Outros contatos de radioamadorismo de Wheelock causaram nele impressões profundas semelhantes – incluindo um homem de Portugal com quem ele falou tantas vezes que Wheeler e seus colegas astronautas certa vez fizeram uma serenata para ele com “Parabéns a você”.
Wheelock também fez contato com alguns dos primeiros socorros que trabalharam para resgatar os 33 mineiros chilenos presos no subsolo por 69 dias em 2010.
“Eu só queria dar uma palavra de incentivo… para que saibam que há alguém acima que se preocupa com o que estão fazendo e o que está em seu caminho”, disse ele.
Durante uma missão de seis meses de 2005 a 2006, o astronauta da NASA William McArthur falou por rádio amador com 37 escolas e fez mais de 1.800 contatos individuais em mais de 90 países.
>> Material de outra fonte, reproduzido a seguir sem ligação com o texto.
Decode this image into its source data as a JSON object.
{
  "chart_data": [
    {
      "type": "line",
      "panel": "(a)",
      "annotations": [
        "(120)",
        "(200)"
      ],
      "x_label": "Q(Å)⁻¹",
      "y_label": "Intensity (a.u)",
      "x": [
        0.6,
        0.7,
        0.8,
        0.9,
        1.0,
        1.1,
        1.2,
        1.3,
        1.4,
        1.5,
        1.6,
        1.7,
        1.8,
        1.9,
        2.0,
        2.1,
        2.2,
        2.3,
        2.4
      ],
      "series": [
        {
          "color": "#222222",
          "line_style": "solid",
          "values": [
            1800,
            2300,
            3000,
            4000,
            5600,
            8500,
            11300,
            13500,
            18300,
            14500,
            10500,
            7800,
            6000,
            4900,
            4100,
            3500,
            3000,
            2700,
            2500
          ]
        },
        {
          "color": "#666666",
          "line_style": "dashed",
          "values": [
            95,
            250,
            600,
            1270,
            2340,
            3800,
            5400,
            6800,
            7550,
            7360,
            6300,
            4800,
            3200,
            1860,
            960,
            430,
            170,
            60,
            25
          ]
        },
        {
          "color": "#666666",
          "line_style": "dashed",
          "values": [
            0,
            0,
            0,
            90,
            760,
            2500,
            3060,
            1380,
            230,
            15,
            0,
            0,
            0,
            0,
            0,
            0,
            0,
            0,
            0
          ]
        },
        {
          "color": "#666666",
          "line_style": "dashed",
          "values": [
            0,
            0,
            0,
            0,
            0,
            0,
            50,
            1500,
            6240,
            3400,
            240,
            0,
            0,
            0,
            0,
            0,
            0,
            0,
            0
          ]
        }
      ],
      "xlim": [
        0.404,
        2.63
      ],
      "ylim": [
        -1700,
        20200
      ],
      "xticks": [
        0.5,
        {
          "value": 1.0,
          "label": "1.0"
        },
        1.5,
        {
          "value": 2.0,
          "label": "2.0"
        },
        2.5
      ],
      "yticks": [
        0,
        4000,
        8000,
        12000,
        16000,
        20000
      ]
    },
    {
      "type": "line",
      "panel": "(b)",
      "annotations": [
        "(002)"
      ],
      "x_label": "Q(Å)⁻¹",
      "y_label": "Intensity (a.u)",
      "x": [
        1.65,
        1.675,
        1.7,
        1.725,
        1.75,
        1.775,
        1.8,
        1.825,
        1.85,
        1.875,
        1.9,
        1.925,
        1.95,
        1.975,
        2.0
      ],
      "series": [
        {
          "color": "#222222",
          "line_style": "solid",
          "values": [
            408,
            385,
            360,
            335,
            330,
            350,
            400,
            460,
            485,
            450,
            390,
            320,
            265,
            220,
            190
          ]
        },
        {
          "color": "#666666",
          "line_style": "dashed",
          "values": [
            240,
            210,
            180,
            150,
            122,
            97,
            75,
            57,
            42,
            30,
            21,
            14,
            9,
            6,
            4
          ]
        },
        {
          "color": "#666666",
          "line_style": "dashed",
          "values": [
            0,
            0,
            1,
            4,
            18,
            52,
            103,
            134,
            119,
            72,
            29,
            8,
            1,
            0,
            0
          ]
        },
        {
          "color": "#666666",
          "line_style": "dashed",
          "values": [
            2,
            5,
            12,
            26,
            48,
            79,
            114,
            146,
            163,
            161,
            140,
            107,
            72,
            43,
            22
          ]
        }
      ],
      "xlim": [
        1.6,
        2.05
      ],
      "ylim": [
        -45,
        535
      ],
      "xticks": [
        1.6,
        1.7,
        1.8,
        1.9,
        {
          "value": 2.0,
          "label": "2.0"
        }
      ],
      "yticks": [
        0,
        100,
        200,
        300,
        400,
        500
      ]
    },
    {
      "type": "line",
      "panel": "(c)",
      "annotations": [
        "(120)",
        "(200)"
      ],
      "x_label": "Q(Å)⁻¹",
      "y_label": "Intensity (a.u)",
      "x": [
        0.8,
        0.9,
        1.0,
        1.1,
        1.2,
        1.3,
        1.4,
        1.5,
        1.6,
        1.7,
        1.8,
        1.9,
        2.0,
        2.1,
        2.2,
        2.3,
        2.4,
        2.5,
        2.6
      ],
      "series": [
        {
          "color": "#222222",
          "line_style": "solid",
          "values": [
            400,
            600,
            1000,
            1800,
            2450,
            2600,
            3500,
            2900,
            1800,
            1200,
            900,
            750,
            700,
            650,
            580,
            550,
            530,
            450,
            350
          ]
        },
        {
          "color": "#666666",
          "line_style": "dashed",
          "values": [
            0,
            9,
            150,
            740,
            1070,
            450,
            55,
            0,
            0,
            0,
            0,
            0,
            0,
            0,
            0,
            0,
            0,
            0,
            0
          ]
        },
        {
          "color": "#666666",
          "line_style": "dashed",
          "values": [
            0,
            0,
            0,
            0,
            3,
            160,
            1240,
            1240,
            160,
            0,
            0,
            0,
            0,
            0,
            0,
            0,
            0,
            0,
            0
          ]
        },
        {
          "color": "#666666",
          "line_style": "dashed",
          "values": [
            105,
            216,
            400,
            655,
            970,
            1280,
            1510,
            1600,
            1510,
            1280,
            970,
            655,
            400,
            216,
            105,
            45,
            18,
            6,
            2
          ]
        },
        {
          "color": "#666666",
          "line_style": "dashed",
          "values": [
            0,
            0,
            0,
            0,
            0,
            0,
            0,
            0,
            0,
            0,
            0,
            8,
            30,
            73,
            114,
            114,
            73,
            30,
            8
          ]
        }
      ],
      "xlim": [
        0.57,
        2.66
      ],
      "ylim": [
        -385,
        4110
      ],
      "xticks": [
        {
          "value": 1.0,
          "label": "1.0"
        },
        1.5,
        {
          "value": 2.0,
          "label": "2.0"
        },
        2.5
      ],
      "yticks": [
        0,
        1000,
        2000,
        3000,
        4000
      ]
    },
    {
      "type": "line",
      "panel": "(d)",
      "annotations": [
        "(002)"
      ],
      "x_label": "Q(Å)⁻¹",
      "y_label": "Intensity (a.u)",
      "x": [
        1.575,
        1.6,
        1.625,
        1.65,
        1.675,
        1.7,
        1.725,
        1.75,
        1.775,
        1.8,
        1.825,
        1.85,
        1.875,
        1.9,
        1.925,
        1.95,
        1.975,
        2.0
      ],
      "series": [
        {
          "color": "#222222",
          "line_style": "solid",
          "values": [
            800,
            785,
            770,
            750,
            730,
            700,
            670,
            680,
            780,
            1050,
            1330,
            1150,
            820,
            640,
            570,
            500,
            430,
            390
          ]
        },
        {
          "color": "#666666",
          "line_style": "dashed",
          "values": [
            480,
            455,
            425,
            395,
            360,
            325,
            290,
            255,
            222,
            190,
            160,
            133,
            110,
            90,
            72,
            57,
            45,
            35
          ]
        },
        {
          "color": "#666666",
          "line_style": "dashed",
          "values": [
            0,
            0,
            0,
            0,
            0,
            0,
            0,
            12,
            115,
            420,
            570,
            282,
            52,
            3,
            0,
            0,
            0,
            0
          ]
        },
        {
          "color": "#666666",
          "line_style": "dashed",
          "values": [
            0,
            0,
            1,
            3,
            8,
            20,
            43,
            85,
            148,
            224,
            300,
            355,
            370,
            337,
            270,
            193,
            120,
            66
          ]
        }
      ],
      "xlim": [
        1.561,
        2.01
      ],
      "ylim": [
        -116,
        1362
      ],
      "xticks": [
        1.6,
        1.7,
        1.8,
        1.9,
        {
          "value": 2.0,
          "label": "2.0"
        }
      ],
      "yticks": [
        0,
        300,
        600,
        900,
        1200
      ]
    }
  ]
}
“Essa é apenas uma porcentagem infinitesimalmente pequena da população mundial, mas é muito mais do que eu acho que poderia ter tocado diretamente de outra forma”, disse ele. “Eu queria compartilhar com pessoas que talvez fossem aleatórias, que talvez não tivessem uma conexão especial ou conhecimento sobre a exploração espacial.”
Também permitia alguma variedade em seus parceiros de conversa. Durante sua missão, o principal companheiro de tripulação de McArthur foi o cosmonauta russo Valeri Tokarev.
“Eu o amo como um irmão. Somos muito, muito próximos”, disse ele.